In the following year, after again being refused affiliation with the International, Bakunin formally dissolved the Alliance early in 1869, but he privately maintained his connections with its members, and through them set up groups in Switzerland, Belgium, Italy and Spain. The exact status of the Alliance, and its relationship with the International, was ambiguous and has remained shrouded in controversy. Marx claimed that Bakunin never disbanded his Alliance and intended to turn it into ‘a second
International within the International
’.
81
Guillaume said it was disbanded in January 1869 although the ‘free contact of men united for collective action in an informal revolutionary fraternity’ was continued.
82
Bakunin himself saw the Alliance as a necessary complement to the International, and although they had the same ultimate aims they performed different functions. While the International endeavoured to unify the workers, Bakunin wanted the Alliance to give them a really revolutionary direction. As such Bakunin asserted in Hegelian style that the programme of the Alliance ‘represents the fullest unfolding of the International’.
83

Bakunin threw himself into propaganda on behalf of the International. In a series of articles for
L’Egalité
, the journal of the French-speaking Swiss Federation of the International, he insisted that every new member must pledge ‘to subordinate your personal and family interests as well as your political and religious beliefs to the supreme interests of our association: to the struggle of labour against capital, i.e., the economic struggle of the workers against the bourgeoisie’. This sounds distinctly authoritarian, and would horrify Godwin, who thought the right to private judgement paramount: one should not join a political association which insists on loyalty and obedience contrary to one’s own conscience.

Bakunin defined the principal task of the International as providing the great mass of workers, who are ‘socialistic
without knowing if
, with socialist thought, so that each worker could become ‘fully conscious of what he wants, to awaken in him an intelligence which will correspond to his inner yearnings’. But this is not to be achieved only by propaganda and education, since the best way for workers to learn theory is through practice:
‘emancipation through practical action’.
The fundamental principle of the International is therefore entirely correct: ‘The emancipation of the workers is the task of the workers themselves.’
84

Although it had little substance in reality, Bakunin continued to draw up programmes for the ‘International Brotherhood’. In a draft of 1869, he clarified his ideas about revolutionary strategy, calling for the confiscation of private, Church, and State property and its transformation into collective property under a free federation of agricultural and industrial associations.
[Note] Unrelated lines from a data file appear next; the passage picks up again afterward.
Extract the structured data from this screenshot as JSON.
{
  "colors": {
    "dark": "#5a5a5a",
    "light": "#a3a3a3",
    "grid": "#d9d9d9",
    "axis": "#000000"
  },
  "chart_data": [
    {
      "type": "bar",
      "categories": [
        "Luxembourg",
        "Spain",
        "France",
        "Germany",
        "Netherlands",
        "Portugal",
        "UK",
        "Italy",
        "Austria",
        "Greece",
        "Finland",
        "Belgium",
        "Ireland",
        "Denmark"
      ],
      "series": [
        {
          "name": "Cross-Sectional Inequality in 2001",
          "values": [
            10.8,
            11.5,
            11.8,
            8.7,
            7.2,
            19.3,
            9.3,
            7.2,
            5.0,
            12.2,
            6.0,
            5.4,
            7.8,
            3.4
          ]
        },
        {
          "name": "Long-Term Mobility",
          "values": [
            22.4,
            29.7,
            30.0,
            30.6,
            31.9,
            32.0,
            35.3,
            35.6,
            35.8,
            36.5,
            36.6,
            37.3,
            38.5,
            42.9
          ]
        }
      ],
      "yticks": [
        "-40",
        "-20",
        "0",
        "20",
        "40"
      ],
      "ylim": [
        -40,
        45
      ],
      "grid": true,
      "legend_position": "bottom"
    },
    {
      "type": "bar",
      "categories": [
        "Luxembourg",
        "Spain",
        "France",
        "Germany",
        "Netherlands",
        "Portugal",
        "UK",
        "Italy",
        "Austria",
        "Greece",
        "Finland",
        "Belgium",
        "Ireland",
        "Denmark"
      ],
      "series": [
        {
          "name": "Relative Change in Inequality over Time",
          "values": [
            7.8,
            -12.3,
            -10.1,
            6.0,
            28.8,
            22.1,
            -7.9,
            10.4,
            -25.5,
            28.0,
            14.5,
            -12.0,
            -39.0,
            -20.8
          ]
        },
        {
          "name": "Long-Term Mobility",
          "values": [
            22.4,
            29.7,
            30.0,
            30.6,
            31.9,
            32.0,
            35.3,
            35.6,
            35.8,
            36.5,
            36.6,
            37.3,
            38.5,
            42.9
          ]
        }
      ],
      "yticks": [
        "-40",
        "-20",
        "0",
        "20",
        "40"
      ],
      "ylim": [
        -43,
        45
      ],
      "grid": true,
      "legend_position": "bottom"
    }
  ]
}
He now gave a positive meaning to anarchy. ‘We do not fear anarchy’, he declared,

we invoke it. For we are convinced that anarchy, meaning the unrestricted manifestation of the liberated life of the people, must spring from liberty, equality, the new social order, and the force of the revolution itself against the reaction. There is no doubt that this new life — the popular revolution — will in good time organize itself, but it will create its revolutionary organization from the bottom up, from the circumference to the centre, in accordance with the principle of liberty.